20.11.03

Rock'n'Roll


Não tenho dormido muito por causa do trabalho estúpido que faço, trabalho estúpido esse que só consegui por ter estudado estupidamente por 5 (seriam 6?) anos numa faculdade cheia de gente tão estúpida quanto eu. Talvez não tão estúpidos: eu sabia o que era ruim e não quis mudar. Segui a trilha da estupidez por escolha própria.

O pior estúpido é aquele que vê e mesmo assim não quer ver.

Horas diante de um monitor, fone de ouvido gritando um rock antigo e a insatisfação gritando mais alto nos meus ouvidos que as guitarras. Relatórios, memorandos e o saco cheio. O velho discurso de sempre. Os velhos dias de sempre. Minha vida fede a bolor.

Um dia eu chuto tudo isso. "Kick out the Jams!!!"

Ha! Eis me aqui saído da minha jaula acolchoada, da minha auto-câmara de gás. Sem walkman, sem pilhas. O sol mata. Até que ela aparece. Ela é o próprio sol.

Óculos escuros e a pele alva. Ela não sua. Ela nunca suaria. Camiseta e jeans surrado. Ouve algo no seu walkman - ela tem pilhas - que a faz balançar a cabeça. Vejo seus lábios cantando a música, sem som. Lábios mudos que rasgaram meu dia ao meio. Se ela quisesse, rasgariam a mim mesmo ao meio.

Ando ao seu lado, ela me ignora. Não sou nada. Ela ouve seu som como eu ouviria, no talo. Consigo escutar a música: "Gigantic/Gigantic/A big big love!". Eu estou apaixonado.

Eu toco seu ombro e ela se vira. Sem falar nada, a pego pela nuca e a beijo, sob os olhares dos curiosos. É um beijo intenso e longo. Ela retribui o beijo. Ela também está apaixonada...
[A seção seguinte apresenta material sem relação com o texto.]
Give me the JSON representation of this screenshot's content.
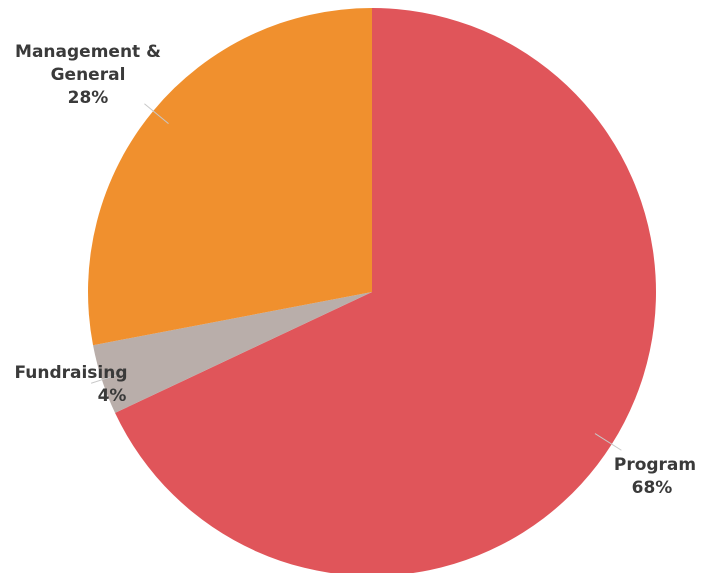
{
  "chart_data": {
    "type": "pie",
    "slices": [
      {
        "label": "Program",
        "value": 68,
        "value_label": "68%",
        "color": "#e0555a"
      },
      {
        "label": "Fundraising",
        "value": 4,
        "value_label": "4%",
        "color": "#b9aeaa"
      },
      {
        "label": "Management &",
        "label_line2": "General",
        "value": 28,
        "value_label": "28%",
        "color": "#f0902e"
      }
    ],
    "start_angle_deg": 0,
    "direction": "clockwise",
    "legend": "none"
  }
}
Tá bom. Nem em sonho. Ela continua andando e eu, nada, continuo seguindo. Ela acende um cigarro, para num ponto de ônibus. Eu paro. O simples ato de guardar um maço de Marlboro Lights - ela deve estar tentando parar com o vício, pra fumar filtro branco - é maravilhoso. Eu vou...eu TENHO que falar com ela.

Ela olha o fluxo do trânsito. Dá uma tragada forte no cigarro, ainda dançando com a cabeça. Joga o cigarro pela metade no chão e pisa, girando seu pé em cima da brasa. Eu nunca amei tanto uma mulher como a amo. Ela faz o sinal, o ônibus para e ela joga o resto de fumaça que ainda tinha nos pulmões subindo no coletivo. Ela teve que virar a cabeça para que a nuvem de nicotina e alcatrão não entrasse no ônibus. Essa imagem dela, um pé no degrau, outro na rua, mãos no corrimão, cabeça voltada para trás, foi a coisa mais bonita que eu já vi em toda minha vida.

Ela se foi. Eu não fiz nada.

Volto estupidamente para o trabalho, pros memorandos, pros relatórios, pro meu rock & roll alto dentro dos tímpanos, me sentindo mais estúpido que nunca.